A blush crept its way up my neck and into my cheeks. I wished she hadn’t said anything. It wasn’t as if I needed even more attention than I’d been getting the past two weeks. I’d taken up too much of their time already, I didn’t want to be a burden. Reluctantly, I followed him, weaving my way around the chunks of cement that had fallen from the tall skyscrapers surrounding us. Although the buildings were broken and destroyed, it still made me dizzy when I looked up at them. I focused on my feet instead, concentrating on my dusty boots.
Will settled on a large boulder and pulled open his pack. “You should have told someone you were injured.”
Flustered and embarrassed, I shrugged. “Does it matter?”
“You know it does.” He wrapped his fingers around my wrist and pulled me close. His touch was warm and so human that it made me flinch. It was too much feeling at once, my mind and body couldn’t handle the sensation. “You might have lived in a compound but even you know it could become infected.”
“And what? I’d die from infection instead of by the hands of the beautiful ones?” Even I was surprised by the sharp bitterness in my tone. How much I’d changed in the last two weeks. At least in that compound I’d still had hope.
He glanced up at me through his lashes. “We do actually have lives here, you know.
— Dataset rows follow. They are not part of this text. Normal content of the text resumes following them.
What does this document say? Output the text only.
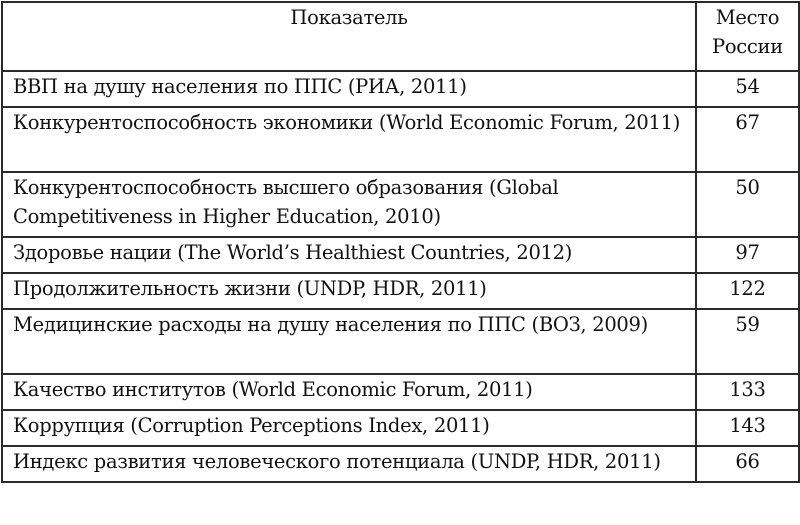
Показатель	Место России
ВВП на душу населения по ППС (РИА, 2011)	54
Конкурентоспособность экономики (World Economic Forum, 2011)	67
Конкурентоспособность высшего образования (Global Competitiveness in Higher Education, 2010)	50
Здоровье нации (The World’s Healthiest Countries, 2012)	97
Продолжительность жизни (UNDP, HDR, 2011)	122
Медицинские расходы на душу населения по ППС (ВОЗ, 2009)	59
Качество институтов (World Economic Forum, 2011)	133
Коррупция (Corruption Perceptions Index, 2011)	143
Индекс развития человеческого потенциала (UNDP, HDR, 2011)	66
Something worth living for.”
As if to mock my bitterness, a tiny white butterfly fluttered around my head, before catching the breeze and drifting away into the smoke. A brief moment of loveliness, perhaps something I’d imagined. I released a harsh laugh and glanced around the ruins. There was nothing left of this civilization but gray destruction. The butterfly, as tiny as it was, had a life. We didn’t.